L'analyse métabolomique a révélé que les voies de synthèse des vitamines impliquant la biosynthèse du pantothénate et de la coenzyme A (CoA) étaient perturbées chez ces patients. Les voies de récupération d’énergie ont également été affectées. Ceux-ci suggèrent un rôle dans l’altération des réponses immunitaires et inflammatoires.
Les changements de métabolites les plus notables concernaient le maltol et l’acide 4-coumarique. Le maltol a montré de solides performances diagnostiques, avec une capacité discriminante de 84 % et une spécificité de 74 % pour la rhinite allergique, et l'acide 4-coumarique a présenté un schéma similaire. L'analyse a identifié des corrélations clés spécifiques entre les bactéries et les métabolites, telles que Faecalibactérie et l'acide D-phényl lactique.
Dans l'ensemble, l'état de santé et la nutrition de l'hôte sont susceptibles d'influencer la protection ou la promotion des maladies en association avec ces changements microbiens. Par exemple, manger régulièrement trop peu de fibres pourrait être un facteur de risque de rhinite allergique si les taxons producteurs d’AGCC (qui se nourrissent de fibres fermentescibles dans l’intestin) étaient réduits, car cela minimiserait la résilience face à un tel changement.

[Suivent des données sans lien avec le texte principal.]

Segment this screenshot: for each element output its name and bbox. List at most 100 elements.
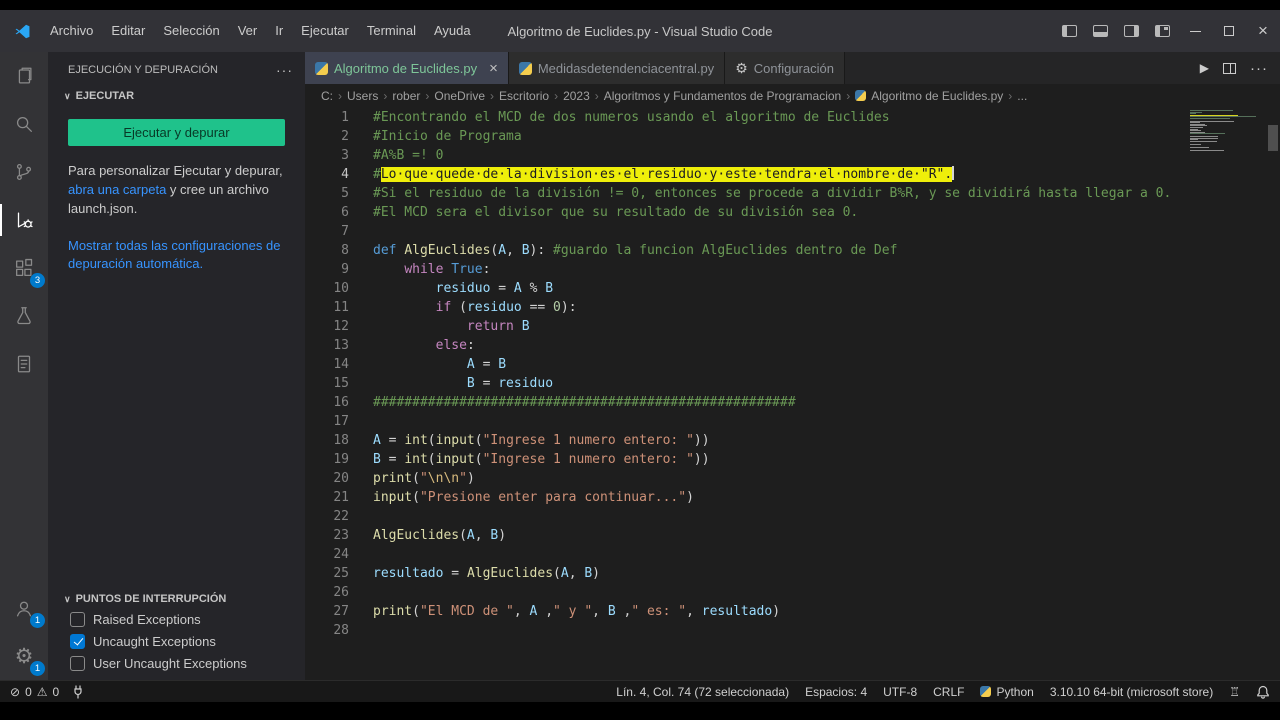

Il est également possible que les métabolites microbiens intestinaux ne provoquent pas, mais exacerbent plutôt l’inflammation survenant dans le microbiome nasopharyngé, via la perte de facteurs immunorégulateurs dérivés de l’intestin.

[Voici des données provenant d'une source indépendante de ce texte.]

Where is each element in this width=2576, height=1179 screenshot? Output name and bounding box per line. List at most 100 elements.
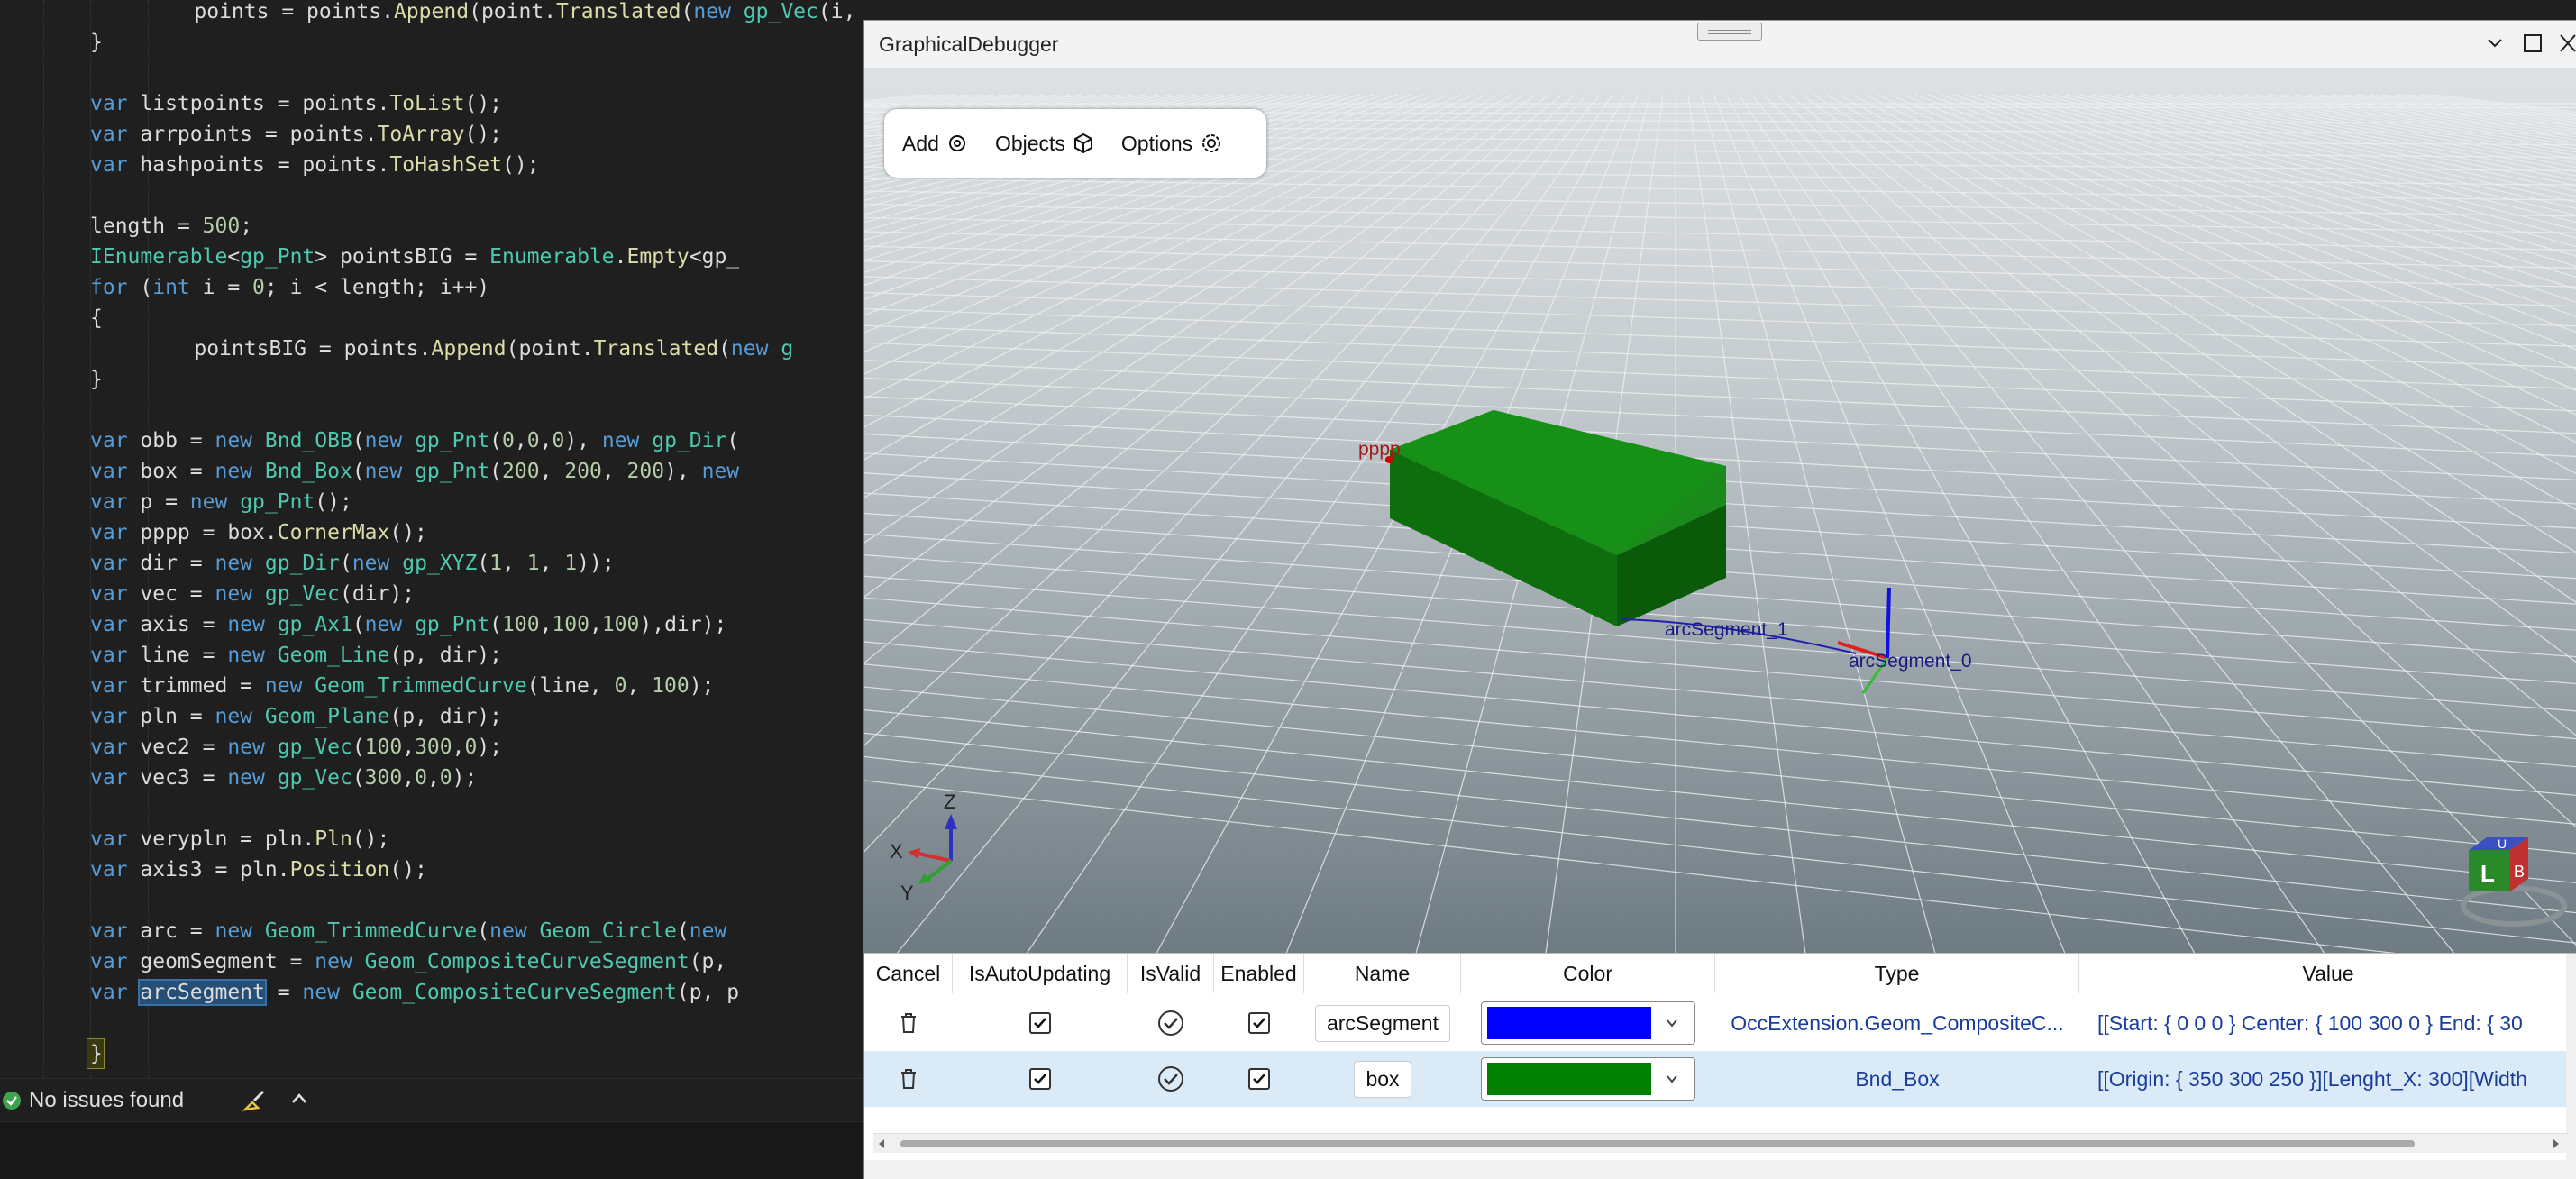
add-menu[interactable]: Add <box>902 132 968 156</box>
code-token: Geom_TrimmedCurve <box>264 919 478 943</box>
code-line[interactable]: var vec = new gp_Vec(dir); <box>90 579 863 609</box>
code-editor[interactable]: points = points.Append(point.Translated(… <box>0 0 863 1078</box>
code-token: (); <box>389 521 427 544</box>
type-cell: Bnd_Box <box>1855 1066 1940 1091</box>
code-token: = <box>177 705 215 728</box>
close-icon[interactable] <box>2559 33 2576 53</box>
horizontal-scrollbar[interactable] <box>873 1133 2568 1153</box>
code-line[interactable]: length = 500; <box>90 211 863 242</box>
code-line[interactable]: var hashpoints = points.ToHashSet(); <box>90 150 863 180</box>
name-field[interactable]: arcSegment <box>1314 1004 1450 1042</box>
editor-status-bar: No issues found <box>0 1078 863 1121</box>
code-line[interactable] <box>90 885 863 916</box>
code-token: = <box>277 950 315 973</box>
color-picker[interactable] <box>1481 1001 1695 1045</box>
code-token: points <box>194 0 269 23</box>
code-line[interactable]: var verypln = pln.Pln(); <box>90 824 863 855</box>
chevron-down-icon[interactable] <box>2487 37 2503 50</box>
brush-cleanup-icon[interactable] <box>242 1088 267 1113</box>
code-token: gp_XYZ <box>402 552 478 575</box>
table-row[interactable]: box Bnd_Box [[Origin: { 350 300 250 }][L… <box>864 1051 2576 1107</box>
code-token: var <box>90 766 141 790</box>
column-header-type[interactable]: Type <box>1715 954 2079 993</box>
code-token: = <box>177 919 215 943</box>
code-token: var <box>90 858 141 882</box>
table-row[interactable]: arcSegment OccExtension.Geom_CompositeC.… <box>864 995 2576 1051</box>
column-header-enabled[interactable]: Enabled <box>1214 954 1304 993</box>
code-line[interactable]: var pln = new Geom_Plane(p, dir); <box>90 701 863 732</box>
code-line[interactable]: var trimmed = new Geom_TrimmedCurve(line… <box>90 671 863 701</box>
code-line[interactable]: points = points.Append(point.Translated(… <box>144 0 863 27</box>
code-line[interactable]: var p = new gp_Pnt(); <box>90 487 863 517</box>
code-line[interactable]: var listpoints = points.ToList(); <box>90 88 863 119</box>
code-line[interactable]: var obb = new Bnd_OBB(new gp_Pnt(0,0,0),… <box>90 425 863 456</box>
column-header-isautoupdating[interactable]: IsAutoUpdating <box>953 954 1128 993</box>
code-token: ( <box>506 337 519 361</box>
code-token: { <box>90 306 103 330</box>
code-line[interactable]: } <box>90 364 863 395</box>
code-line[interactable] <box>90 1008 863 1038</box>
code-line[interactable]: } <box>90 27 863 58</box>
code-line[interactable]: pointsBIG = points.Append(point.Translat… <box>144 334 863 364</box>
color-picker[interactable] <box>1481 1057 1695 1101</box>
3d-scene[interactable]: pppp arcSegment_1 arcSegment_0 Z X Y L B… <box>864 68 2576 953</box>
code-line[interactable] <box>90 793 863 824</box>
code-token: 100 <box>364 736 403 759</box>
code-line[interactable] <box>90 180 863 211</box>
code-token: pln <box>140 705 178 728</box>
scroll-left-icon[interactable] <box>877 1138 886 1149</box>
code-text[interactable]: points = points.Append(point.Translated(… <box>90 0 863 1069</box>
objects-menu[interactable]: Objects <box>995 132 1094 156</box>
code-line[interactable]: var pppp = box.CornerMax(); <box>90 517 863 548</box>
code-line[interactable]: var line = new Geom_Line(p, dir); <box>90 640 863 671</box>
enabled-checkbox[interactable] <box>1248 1012 1270 1034</box>
isautoupdating-checkbox[interactable] <box>1029 1068 1051 1090</box>
code-line[interactable]: IEnumerable<gp_Pnt> pointsBIG = Enumerab… <box>90 242 863 272</box>
scrollbar-thumb[interactable] <box>900 1140 2415 1147</box>
options-menu[interactable]: Options <box>1121 132 1223 156</box>
drag-handle[interactable] <box>1697 23 1762 41</box>
code-line[interactable]: var geomSegment = new Geom_CompositeCurv… <box>90 946 863 977</box>
column-header-name[interactable]: Name <box>1304 954 1461 993</box>
code-line[interactable]: var vec2 = new gp_Vec(100,300,0); <box>90 732 863 763</box>
code-token: new <box>302 981 352 1004</box>
code-line[interactable]: } <box>90 1038 863 1069</box>
column-header-isvalid[interactable]: IsValid <box>1128 954 1214 993</box>
column-header-cancel[interactable]: Cancel <box>864 954 953 993</box>
code-line[interactable]: var box = new Bnd_Box(new gp_Pnt(200, 20… <box>90 456 863 487</box>
axis-y-label: Y <box>900 882 914 904</box>
code-line[interactable]: var dir = new gp_Dir(new gp_XYZ(1, 1, 1)… <box>90 548 863 579</box>
code-line[interactable] <box>90 395 863 425</box>
code-token: Geom_Line <box>277 644 390 667</box>
code-token: new <box>215 919 265 943</box>
column-header-value[interactable]: Value <box>2079 954 2576 993</box>
vertical-scrollbar[interactable] <box>2566 954 2576 1161</box>
issues-indicator[interactable]: No issues found <box>2 1088 184 1113</box>
column-header-color[interactable]: Color <box>1461 954 1715 993</box>
window-titlebar[interactable]: GraphicalDebugger <box>864 21 2576 68</box>
chevron-up-icon[interactable] <box>290 1092 308 1106</box>
code-token: pln <box>240 858 278 882</box>
code-token: , <box>402 766 416 790</box>
scroll-right-icon[interactable] <box>2552 1138 2561 1149</box>
delete-button[interactable] <box>864 995 953 1051</box>
code-line[interactable]: var arcSegment = new Geom_CompositeCurve… <box>90 977 863 1008</box>
code-line[interactable]: var arc = new Geom_TrimmedCurve(new Geom… <box>90 916 863 946</box>
enabled-checkbox[interactable] <box>1248 1068 1270 1090</box>
code-line[interactable]: for (int i = 0; i < length; i++) <box>90 272 863 303</box>
code-line[interactable]: var arrpoints = points.ToArray(); <box>90 119 863 150</box>
name-field[interactable]: box <box>1354 1060 1411 1098</box>
code-line[interactable]: var axis = new gp_Ax1(new gp_Pnt(100,100… <box>90 609 863 640</box>
code-line[interactable]: { <box>90 303 863 334</box>
code-line[interactable]: var axis3 = pln.Position(); <box>90 855 863 885</box>
isautoupdating-checkbox[interactable] <box>1029 1012 1051 1034</box>
chevron-down-icon <box>1667 1019 1677 1028</box>
code-token: Bnd_OBB <box>264 429 352 452</box>
code-token: . <box>277 858 290 882</box>
code-token: , <box>539 460 565 483</box>
delete-button[interactable] <box>864 1051 953 1107</box>
code-line[interactable]: var vec3 = new gp_Vec(300,0,0); <box>90 763 863 793</box>
code-line[interactable] <box>90 58 863 88</box>
maximize-icon[interactable] <box>2523 33 2543 53</box>
3d-viewport[interactable]: pppp arcSegment_1 arcSegment_0 Z X Y L B… <box>864 68 2576 953</box>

Support pour l'axe intestin-nez
L’étude suggère que la rhinite allergique est corrélée à une dysbiose intestinale caractéristique et à un profil de métabolite microbien, indiquant une image unique de l’axe intestin-nez par rapport à celle qui se produit, par exemple, dans l’asthme. Les résultats soulignent le rôle joué par la dysbiose intestinale et les altérations qui en résultent dans les métabolites microbiens, tout en renforçant le fait que ces observations sont associatives plutôt que causales dans la perturbation de la tolérance immunitaire généralement atteinte par l'axe intestin-nez.
Ces informations soutiennent le potentiel de stratégies thérapeutiques ciblées sur le microbiote dans la gestion de la RA..
Cependant, des recherches supplémentaires sont nécessaires pour confirmer la nature causale de ces associations et les traduire dans un contexte cliniquement pertinent.